Lucía Villar-Muñoz is a Postdoc researcher in the Department of Geophysics at the Universidad de Chile, where her focus is to search the energy and mineral resources of the Chilean continental shelf. She has been studying gas hydrates in the margin of Chile for more than 10 years and mapping the areas where to find this energy resource to evaluate its possible escape in shallow areas as a consequence of the increase of temperature in the oceans. She has also spent the last 5 years working on data collection for environmental impact assessment associated with future deep-sea mining, mainly polymetallic nodule mining in the Clarion-Clipperton fracture zone.

Lucia received her Ph.D. (cum laude) at GEOMAR Helmholtz Centre for Ocean Research Kiel in Germany where she analyzed more than 150 seismic profiles in the Chile margin to map gas hydrates and understand their relationship with heat flow, in fact, many of these seismic profiles were acquired by herself while embarking on geophysical vessels during her bachelor’s degree. 
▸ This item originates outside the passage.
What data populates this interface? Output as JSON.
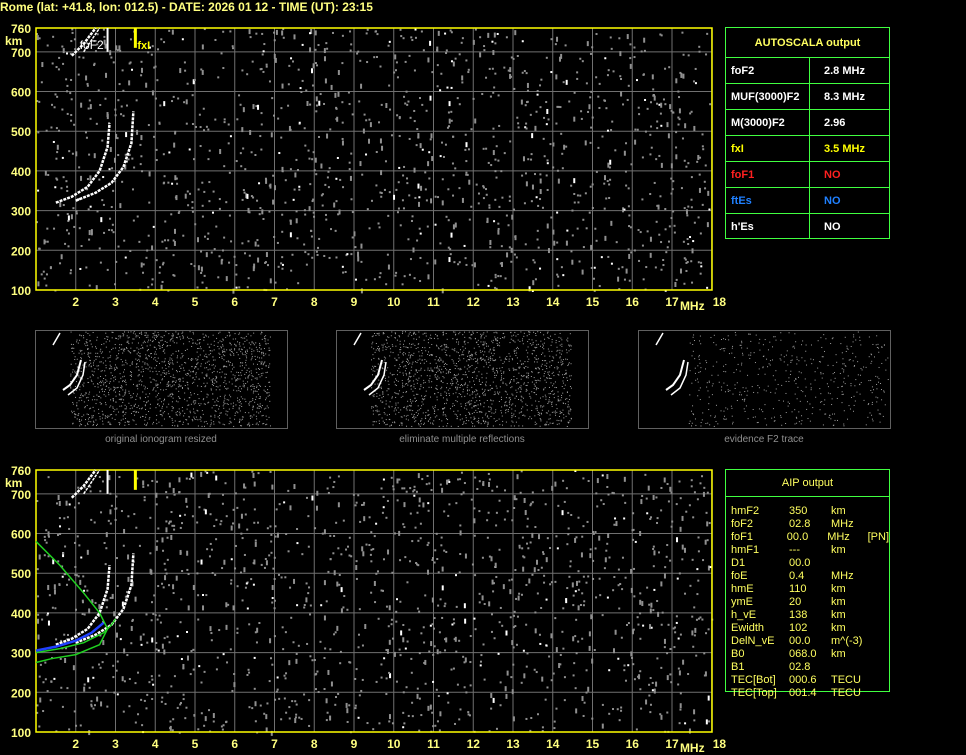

For this reason, Lucia is returning to sea on the Chile Margin expedition, accompanying the marine geophysics team and her task is to take new heat flow data in the seep areas they discover on this expedition. She hopes that the whole team manages to find seep areas on the platform and hopes to fulfill her lifelong dream, which is to see in situ how methane gas bubbles escape from the seafloor and to gaze at the fauna associated with these escapes.